Anishinaabe Nibi gathered people from different Indigenous and non-Indigenous communities, at different stages of learning about our identities and cultures. We shared space, words, and sacred experiences that helped me better understand how to be a respectful ally. I learned about the strength that can come from spiritualism, the belonging that is cultivated through ceremony, and the fight that is happening every time someone reconnects with their language. I learned about forms of resurgence that surprised me and left me in awe: Kacey Adams taught us to create bowls from clay harvested from the riverbed and how to conduct a firing ceremony. She explained that the clay tradition is one that was lost among previous generations but it has been traced and recreated with the help of archaeological records and experimentation. I learned about the power of resurgence that is grounded in love, with a deep respect for the land and water.

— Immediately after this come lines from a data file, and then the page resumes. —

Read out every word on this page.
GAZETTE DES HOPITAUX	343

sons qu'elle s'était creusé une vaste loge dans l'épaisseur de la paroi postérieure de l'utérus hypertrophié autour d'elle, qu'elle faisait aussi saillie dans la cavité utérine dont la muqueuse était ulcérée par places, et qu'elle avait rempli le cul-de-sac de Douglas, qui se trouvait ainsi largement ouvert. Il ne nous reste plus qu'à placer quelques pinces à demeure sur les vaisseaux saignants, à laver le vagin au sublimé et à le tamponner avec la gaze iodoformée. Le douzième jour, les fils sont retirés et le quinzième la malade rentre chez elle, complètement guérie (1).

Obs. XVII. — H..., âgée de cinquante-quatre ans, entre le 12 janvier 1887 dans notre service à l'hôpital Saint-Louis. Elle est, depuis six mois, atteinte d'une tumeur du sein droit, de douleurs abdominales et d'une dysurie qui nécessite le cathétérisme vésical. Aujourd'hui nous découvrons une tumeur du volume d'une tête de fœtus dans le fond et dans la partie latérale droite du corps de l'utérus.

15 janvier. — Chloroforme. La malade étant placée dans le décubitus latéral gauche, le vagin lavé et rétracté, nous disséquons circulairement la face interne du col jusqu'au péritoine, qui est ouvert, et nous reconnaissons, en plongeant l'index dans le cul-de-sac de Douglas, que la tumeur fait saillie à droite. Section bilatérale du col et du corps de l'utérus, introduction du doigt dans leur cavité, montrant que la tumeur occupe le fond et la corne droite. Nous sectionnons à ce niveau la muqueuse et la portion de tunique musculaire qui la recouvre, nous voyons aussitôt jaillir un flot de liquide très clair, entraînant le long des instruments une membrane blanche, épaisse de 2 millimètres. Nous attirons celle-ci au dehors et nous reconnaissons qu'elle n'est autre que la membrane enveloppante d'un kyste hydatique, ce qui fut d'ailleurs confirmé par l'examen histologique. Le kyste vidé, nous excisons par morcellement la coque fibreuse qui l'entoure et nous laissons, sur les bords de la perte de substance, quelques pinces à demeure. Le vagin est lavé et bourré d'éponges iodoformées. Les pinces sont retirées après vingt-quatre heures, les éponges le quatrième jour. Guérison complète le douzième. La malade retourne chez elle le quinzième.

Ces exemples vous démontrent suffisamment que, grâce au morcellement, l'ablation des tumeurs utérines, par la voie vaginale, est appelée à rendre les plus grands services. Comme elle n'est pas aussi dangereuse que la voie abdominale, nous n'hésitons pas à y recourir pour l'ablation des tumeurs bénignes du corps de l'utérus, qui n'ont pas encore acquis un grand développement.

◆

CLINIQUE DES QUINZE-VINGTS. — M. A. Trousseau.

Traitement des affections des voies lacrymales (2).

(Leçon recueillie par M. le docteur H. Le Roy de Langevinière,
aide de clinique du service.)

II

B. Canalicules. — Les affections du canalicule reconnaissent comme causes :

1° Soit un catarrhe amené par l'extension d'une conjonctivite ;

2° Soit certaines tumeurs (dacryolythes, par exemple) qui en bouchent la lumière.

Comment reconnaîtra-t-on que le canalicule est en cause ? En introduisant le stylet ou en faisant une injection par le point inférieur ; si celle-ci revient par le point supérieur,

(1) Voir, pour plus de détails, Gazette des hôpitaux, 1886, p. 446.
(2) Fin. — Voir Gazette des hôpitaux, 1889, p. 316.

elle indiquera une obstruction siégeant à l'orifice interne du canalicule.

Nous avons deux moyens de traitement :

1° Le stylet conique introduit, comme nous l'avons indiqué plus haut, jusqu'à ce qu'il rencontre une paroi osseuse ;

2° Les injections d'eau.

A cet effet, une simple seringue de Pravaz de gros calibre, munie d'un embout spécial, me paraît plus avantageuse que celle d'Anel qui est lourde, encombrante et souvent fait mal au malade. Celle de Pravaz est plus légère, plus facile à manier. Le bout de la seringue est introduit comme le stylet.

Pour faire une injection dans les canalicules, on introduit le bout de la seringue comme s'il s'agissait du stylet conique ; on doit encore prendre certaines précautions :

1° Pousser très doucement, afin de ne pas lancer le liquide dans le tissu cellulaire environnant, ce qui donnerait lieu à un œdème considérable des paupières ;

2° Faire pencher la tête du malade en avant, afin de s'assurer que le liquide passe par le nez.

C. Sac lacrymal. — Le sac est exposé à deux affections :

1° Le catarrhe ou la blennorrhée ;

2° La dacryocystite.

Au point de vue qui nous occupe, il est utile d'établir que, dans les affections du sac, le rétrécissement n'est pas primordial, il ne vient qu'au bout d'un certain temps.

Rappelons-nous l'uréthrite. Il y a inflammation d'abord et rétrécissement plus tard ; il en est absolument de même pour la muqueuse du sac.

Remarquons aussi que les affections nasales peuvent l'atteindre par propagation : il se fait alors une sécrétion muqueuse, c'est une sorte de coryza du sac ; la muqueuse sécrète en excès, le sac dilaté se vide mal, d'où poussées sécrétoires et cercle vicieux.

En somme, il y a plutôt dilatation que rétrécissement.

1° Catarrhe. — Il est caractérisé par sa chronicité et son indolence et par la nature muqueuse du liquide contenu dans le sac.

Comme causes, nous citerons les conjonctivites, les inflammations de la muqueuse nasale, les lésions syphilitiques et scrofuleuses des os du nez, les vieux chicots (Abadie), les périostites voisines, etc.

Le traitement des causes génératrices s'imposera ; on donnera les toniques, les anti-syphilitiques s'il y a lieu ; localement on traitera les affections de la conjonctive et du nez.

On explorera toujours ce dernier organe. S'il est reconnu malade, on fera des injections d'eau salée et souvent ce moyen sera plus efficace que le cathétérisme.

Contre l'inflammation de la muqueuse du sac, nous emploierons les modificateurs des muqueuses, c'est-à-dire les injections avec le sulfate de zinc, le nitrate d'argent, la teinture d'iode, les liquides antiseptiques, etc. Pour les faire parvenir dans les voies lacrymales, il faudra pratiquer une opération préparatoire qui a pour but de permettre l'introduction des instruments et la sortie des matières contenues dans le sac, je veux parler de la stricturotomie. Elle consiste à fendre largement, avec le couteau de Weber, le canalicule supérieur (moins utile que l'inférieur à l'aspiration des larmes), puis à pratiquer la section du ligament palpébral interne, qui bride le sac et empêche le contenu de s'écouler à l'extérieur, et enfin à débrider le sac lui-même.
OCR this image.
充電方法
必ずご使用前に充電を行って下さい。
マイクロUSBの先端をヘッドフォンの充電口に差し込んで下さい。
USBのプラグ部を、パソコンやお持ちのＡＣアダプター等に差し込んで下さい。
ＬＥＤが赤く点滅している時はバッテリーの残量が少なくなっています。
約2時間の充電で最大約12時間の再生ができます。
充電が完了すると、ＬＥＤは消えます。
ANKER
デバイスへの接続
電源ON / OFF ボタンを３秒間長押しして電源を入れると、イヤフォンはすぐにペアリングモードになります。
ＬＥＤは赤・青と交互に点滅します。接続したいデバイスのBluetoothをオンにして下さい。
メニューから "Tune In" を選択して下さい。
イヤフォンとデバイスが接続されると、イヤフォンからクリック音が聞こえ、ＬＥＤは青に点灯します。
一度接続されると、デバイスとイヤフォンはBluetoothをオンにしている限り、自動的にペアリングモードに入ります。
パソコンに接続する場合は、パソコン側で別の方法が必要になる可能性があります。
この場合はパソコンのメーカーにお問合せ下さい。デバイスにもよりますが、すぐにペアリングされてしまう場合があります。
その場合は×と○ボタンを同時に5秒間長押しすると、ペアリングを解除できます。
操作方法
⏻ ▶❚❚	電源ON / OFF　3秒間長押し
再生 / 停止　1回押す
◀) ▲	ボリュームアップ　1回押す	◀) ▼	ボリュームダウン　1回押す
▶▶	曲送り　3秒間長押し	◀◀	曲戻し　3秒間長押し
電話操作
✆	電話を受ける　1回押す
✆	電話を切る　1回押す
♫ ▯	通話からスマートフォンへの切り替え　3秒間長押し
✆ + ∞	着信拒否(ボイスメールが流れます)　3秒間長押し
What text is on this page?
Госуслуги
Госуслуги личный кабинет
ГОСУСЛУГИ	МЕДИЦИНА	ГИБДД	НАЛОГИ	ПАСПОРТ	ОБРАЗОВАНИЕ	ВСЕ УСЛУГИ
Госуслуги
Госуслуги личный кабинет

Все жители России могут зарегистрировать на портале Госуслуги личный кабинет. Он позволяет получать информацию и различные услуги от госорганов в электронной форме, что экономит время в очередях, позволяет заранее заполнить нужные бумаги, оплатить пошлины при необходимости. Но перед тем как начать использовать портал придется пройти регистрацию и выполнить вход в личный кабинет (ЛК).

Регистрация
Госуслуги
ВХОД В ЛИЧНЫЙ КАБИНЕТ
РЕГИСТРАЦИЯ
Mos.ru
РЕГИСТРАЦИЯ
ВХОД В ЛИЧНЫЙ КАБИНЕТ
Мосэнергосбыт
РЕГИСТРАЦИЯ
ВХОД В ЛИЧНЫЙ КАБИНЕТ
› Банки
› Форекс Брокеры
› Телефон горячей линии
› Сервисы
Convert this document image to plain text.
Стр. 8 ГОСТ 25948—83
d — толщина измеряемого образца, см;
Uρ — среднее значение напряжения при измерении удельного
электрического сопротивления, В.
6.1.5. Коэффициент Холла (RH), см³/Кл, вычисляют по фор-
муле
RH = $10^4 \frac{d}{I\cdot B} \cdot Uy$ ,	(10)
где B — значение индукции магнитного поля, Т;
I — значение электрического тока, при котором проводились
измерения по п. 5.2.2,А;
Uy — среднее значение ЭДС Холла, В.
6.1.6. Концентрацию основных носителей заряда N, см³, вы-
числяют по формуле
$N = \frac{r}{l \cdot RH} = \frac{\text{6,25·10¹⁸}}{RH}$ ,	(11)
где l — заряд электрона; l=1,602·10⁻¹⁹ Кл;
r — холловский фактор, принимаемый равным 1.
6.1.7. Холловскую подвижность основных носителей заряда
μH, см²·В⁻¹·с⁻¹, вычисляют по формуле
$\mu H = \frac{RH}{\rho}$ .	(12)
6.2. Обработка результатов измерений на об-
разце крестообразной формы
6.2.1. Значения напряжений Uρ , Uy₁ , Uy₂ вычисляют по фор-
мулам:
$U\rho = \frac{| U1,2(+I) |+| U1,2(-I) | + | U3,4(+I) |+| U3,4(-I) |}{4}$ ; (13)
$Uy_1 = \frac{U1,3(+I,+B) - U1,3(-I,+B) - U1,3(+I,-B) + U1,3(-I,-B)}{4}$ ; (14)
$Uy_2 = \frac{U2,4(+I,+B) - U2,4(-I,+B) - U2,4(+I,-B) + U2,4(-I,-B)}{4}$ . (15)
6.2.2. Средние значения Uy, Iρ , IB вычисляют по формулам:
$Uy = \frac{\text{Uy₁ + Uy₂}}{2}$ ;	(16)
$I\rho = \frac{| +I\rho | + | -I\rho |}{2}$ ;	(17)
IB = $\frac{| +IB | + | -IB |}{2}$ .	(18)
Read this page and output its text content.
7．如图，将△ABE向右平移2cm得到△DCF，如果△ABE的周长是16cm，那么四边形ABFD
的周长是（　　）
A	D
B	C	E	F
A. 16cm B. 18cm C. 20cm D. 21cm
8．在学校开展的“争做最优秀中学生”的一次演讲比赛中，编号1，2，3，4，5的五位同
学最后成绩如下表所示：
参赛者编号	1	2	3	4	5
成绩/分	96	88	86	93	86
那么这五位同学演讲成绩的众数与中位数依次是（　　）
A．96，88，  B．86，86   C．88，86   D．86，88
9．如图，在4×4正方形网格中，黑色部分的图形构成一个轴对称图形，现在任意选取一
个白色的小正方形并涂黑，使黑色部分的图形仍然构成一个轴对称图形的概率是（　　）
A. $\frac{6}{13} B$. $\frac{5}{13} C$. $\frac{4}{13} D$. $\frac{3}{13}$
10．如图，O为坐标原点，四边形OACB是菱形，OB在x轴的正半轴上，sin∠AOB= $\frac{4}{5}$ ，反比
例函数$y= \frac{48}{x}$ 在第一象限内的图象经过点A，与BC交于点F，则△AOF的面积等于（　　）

The gathering brought me new perspectives on knowledge. Fred explained that knowledge is within and learning is just gaining insight into what we already know. This understanding emphasizes the importance of those who came before in shaping what we experience today, and the process of sharing knowledge becomes just as important as the knowledge itself. As a result, I have begun reaching back to hear my own ancestors’ stories to better understand the history and legacy of my family. I also learned about the knowledge that is carried in each water droplet, and in the water that makes up the majority of our bodies. On the last day of the gathering, Laura taught the youth a song to carry with us into the future. She emphasized the importance of truly knowing things, rather than writing them down and forgetting them. Well, I will never forget the experience of sitting around her and repeating this song. Repeating it until the words were embedded into our minds. Repeating it until our hearts matched the beat of the drum.